Abstract Tropical forest and savanna frequently coexist under the same climatic conditions, which has led to the hypothesis that they could represent alternative ecosystem states, stabilized by internal feedbacks. An implication of this hypothesis is that forest and savanna may be bistable and exhibit tipping behavior in response to changing conditions. However, we pose that the local presence of forest and savanna within coexistence landscapes is not sufficient evidence that these are alternative stable states at larger ecosystem scales. Therefore, we explore forest-savanna coexistence and bistability at landscape scale in Central Africa.
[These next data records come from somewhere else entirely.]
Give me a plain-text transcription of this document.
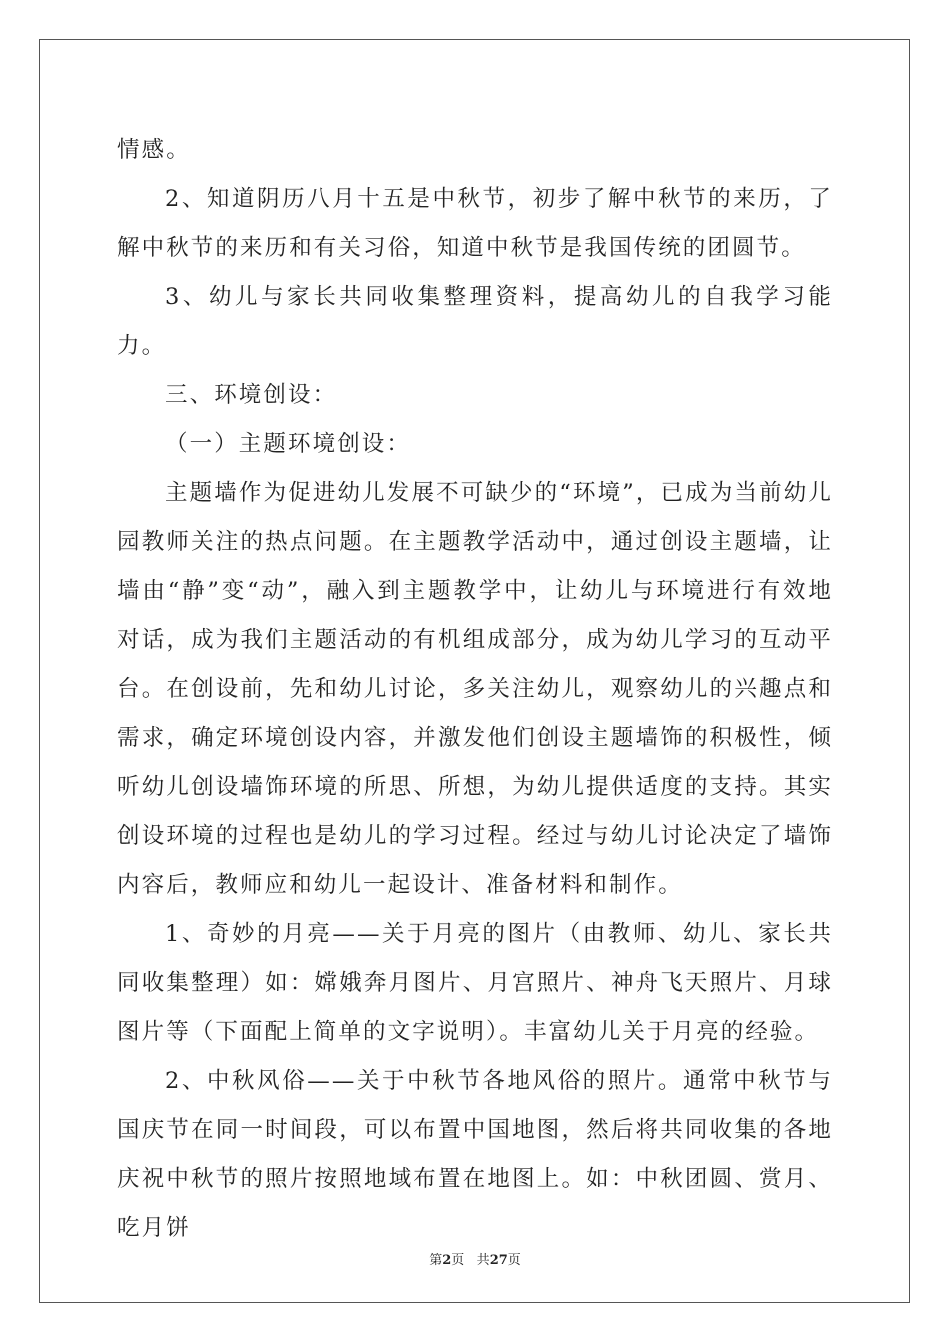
情感。

2、知道阴历八月十五是中秋节，初步了解中秋节的来历，了解中秋节的来历和有关习俗，知道中秋节是我国传统的团圆节。

3、幼儿与家长共同收集整理资料，提高幼儿的自我学习能力。

三、环境创设：

（一）主题环境创设：

主题墙作为促进幼儿发展不可缺少的“环境”，已成为当前幼儿园教师关注的热点问题。在主题教学活动中，通过创设主题墙，让墙由“静”变“动”，融入到主题教学中，让幼儿与环境进行有效地对话，成为我们主题活动的有机组成部分，成为幼儿学习的互动平台。在创设前，先和幼儿讨论，多关注幼儿，观察幼儿的兴趣点和需求，确定环境创设内容，并激发他们创设主题墙饰的积极性，倾听幼儿创设墙饰环境的所思、所想，为幼儿提供适度的支持。其实创设环境的过程也是幼儿的学习过程。经过与幼儿讨论决定了墙饰内容后，教师应和幼儿一起设计、准备材料和制作。

1、奇妙的月亮——关于月亮的图片（由教师、幼儿、家长共同收集整理）如：嫦娥奔月图片、月宫照片、神舟飞天照片、月球图片等（下面配上简单的文字说明）。丰富幼儿关于月亮的经验。

2、中秋风俗——关于中秋节各地风俗的照片。通常中秋节与国庆节在同一时间段，可以布置中国地图，然后将共同收集的各地庆祝中秋节的照片按照地域布置在地图上。如：中秋团圆、赏月、吃月饼

第2页 共27页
Using remote sensing data on tree cover, we classify 0.1° x 0.1° (approx. 10 x 10 km) landscapes as homogeneous forest, homogeneous savanna, or coexistence, and analyze the roles of climate, topography and soil sand content in driving their distributions. We find that local coexistence of forest and savanna within landscapes is common and occurs for the whole range of mean annual precipitation in our study area. At low precipitation, however, coexistence increases with topographic roughness and is therefore likely driven by local redistribution of resources rather than internal feedbacks. Coexistence within intermediate and high precipitation landscapes remains unexplained by the studied variables, and may be caused either by heterogeneity in unmeasured drivers or by feedback-driven bistability. At landscape scale, the precipitation ranges for which homogeneous forest and savanna occur have only limited overlap, and this overlap can be largely explained by other external drivers, such as seasonality, soil sand content, and topography. This lack of evidence that homogeneous forest and savanna in Central Africa are alternative ecosystem states at this landscape scale means that transitions between them may be mostly local, resulting in coexistence states. Therefore, we conclude that the likelihood of large-scale tipping between homogeneous forest and savanna ecosystems may be lower than previously thought.